Nova Scotia

Mental health funding needed to prevent more deaths, say suicide survivors

On the eve of the provincial budget, two Nova Scotia women who lost family members to suicide are pleading for more help for those suffering mental illness.

Woman's son-in-law died the day before a letter arrived with an intake appointment for group therapy

Interim PC Leader Karla MacFarlane, left, is shown with Fran Morrison, centre, and Robbie Weatherbee at the Nova Scotia legislature in Halifax on Monday, where they were asking for more funding for mental health care. (CBC)

On the eve of the provincial budget, two Nova Scotia women who lost family members to suicide are pleading for more help for those suffering mental illness.

Robbie Weatherbee's son-in-law, Bryan Shellito, was 40 when her husband found him dead in January 2017. 

"Bryan did not want to die … He wanted the pain to go away," she said.

Weatherbee said her son-in-law's death came just days after he visited the Aberdeen Hospital in New Glasgow, N.S., on Dec. 21, 2016. "He was suicidal and in crisis," she said.

Robbie Weatherbee's son-in-law, Bryan Shellito, was 40 years old when he died waiting for a group therapy appointment. (Submitted by Robbie Weatherbee)

Shellito was kept overnight and ultimately put on a waiting list for group therapy.
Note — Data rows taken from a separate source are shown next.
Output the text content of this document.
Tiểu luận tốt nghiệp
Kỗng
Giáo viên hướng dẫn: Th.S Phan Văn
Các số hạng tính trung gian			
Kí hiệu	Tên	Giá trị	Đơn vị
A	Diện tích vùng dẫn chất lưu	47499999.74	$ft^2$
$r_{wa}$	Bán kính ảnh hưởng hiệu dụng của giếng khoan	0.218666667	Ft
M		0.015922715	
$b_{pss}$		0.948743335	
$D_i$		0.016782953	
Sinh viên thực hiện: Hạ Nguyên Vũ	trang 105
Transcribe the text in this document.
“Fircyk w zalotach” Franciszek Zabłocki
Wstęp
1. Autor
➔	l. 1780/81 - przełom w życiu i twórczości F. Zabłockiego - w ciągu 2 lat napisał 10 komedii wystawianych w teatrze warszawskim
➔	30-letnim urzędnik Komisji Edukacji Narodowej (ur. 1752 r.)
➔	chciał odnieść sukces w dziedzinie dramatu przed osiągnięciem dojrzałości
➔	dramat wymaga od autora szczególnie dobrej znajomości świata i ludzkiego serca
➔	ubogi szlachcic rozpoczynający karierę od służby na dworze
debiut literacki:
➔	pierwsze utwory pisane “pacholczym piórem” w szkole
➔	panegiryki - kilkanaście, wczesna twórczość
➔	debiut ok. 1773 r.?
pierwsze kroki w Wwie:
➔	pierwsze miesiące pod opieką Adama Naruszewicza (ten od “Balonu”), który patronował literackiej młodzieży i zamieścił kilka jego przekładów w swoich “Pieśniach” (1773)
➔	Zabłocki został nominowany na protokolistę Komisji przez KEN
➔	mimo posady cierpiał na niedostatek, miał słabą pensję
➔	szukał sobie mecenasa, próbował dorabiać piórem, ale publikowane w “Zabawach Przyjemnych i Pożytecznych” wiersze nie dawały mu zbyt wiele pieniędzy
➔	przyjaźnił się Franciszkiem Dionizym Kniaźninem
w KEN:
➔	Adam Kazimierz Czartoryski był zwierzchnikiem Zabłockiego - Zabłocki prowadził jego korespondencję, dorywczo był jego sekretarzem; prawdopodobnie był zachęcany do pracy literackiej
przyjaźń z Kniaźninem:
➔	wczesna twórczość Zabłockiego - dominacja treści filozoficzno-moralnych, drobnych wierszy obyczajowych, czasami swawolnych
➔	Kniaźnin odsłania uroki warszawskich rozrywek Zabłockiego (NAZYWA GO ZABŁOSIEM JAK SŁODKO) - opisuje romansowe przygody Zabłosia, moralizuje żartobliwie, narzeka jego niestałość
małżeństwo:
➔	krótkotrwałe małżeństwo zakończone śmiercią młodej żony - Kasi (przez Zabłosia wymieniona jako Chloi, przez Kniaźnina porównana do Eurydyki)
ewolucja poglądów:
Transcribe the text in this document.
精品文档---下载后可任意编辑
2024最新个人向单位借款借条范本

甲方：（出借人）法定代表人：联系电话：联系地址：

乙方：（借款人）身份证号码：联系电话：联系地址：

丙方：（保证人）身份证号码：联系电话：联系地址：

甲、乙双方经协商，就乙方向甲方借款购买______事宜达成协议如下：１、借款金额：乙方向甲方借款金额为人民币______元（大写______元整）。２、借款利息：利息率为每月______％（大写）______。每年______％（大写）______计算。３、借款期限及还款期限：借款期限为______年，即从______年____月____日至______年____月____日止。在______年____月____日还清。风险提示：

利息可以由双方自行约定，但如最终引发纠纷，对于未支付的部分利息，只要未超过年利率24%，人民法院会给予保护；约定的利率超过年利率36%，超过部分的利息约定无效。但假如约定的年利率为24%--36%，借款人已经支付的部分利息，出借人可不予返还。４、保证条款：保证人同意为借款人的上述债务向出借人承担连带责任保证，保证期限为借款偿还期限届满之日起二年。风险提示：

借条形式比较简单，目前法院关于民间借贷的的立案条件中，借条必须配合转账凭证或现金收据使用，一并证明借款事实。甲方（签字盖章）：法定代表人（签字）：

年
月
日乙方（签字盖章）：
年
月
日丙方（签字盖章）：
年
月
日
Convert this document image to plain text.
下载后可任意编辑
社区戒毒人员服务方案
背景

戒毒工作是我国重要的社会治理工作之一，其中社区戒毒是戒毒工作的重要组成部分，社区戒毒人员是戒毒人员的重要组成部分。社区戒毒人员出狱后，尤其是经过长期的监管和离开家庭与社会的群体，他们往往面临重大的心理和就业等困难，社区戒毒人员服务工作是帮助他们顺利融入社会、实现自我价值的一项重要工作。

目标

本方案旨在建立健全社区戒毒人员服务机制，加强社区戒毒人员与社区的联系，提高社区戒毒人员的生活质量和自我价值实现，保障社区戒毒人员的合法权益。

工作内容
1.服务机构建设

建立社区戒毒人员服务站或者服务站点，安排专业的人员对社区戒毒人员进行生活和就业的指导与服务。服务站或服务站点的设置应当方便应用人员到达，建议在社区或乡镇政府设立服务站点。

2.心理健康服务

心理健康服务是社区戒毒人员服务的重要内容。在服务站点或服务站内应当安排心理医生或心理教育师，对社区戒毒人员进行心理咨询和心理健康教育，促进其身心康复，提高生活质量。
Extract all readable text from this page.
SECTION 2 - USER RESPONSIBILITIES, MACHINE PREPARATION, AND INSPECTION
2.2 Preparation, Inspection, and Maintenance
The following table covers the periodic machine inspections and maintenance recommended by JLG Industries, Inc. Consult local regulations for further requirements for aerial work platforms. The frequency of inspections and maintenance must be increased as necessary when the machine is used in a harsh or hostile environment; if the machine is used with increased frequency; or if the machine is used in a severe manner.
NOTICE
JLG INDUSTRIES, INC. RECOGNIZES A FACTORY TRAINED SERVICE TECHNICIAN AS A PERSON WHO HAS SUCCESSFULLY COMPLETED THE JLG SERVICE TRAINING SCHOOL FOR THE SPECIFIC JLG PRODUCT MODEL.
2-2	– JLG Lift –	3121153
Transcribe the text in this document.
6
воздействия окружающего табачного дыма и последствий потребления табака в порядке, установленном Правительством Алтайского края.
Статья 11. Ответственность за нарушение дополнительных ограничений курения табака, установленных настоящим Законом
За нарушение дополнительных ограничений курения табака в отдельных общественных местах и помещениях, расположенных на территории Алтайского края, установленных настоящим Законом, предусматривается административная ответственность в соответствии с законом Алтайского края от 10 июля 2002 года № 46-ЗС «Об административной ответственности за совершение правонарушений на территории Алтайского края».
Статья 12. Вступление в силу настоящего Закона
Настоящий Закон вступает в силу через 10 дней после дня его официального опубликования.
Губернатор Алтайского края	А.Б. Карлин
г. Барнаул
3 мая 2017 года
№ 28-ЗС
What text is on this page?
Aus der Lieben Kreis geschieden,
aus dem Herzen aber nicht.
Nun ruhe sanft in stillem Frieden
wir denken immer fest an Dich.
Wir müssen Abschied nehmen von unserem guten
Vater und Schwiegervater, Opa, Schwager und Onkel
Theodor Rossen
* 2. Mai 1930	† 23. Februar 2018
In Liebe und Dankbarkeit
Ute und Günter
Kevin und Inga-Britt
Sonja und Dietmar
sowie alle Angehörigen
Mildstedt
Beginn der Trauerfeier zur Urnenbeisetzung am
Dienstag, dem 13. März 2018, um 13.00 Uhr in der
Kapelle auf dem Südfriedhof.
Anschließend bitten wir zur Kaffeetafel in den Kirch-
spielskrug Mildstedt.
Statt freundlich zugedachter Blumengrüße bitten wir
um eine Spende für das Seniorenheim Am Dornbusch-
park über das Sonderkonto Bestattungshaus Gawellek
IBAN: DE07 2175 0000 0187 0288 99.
He died the day before the letter arrived, advising him of an intake appointment for group therapy.

"Can you imagine how he must have felt after reaching out in such despair and being sent away?" she said.

Weatherbee was speaking at a news conference Monday alongside interim Progressive Conservative Leader Karla MacFarlane, as the opposition party called on the Liberal government to increase mental health funding in Tuesday's provincial budget. 

Another mental health advocate, Fran Morrison said her son Eric was 21 when he took his own life seven years ago. 

Morrison said Eric had visited the Dartmouth General, where a doctor marked his chart as urgent. He never got to see a psychiatrist before his death.

Fran Morrison's son, Eric, was 21 when he died. (Submitted by Fran Morrison)

Morrison and Weatherbee have also taken their fight for more resources to social media. They've created a Facebook petition, calling for an inquiry into the hiring practices at the Nova Scotia Health Authority. 

But they said lawyers for the NSHA issued a cease-and-desist letter to the administrators of the Facebook group on March 4, after they posted the names of staff members with the health authority.

MacFarlane said the province needs a solid plan for improving its health-care system, along with budgetary commitments "to make the appropriate investments in fixing this broken system."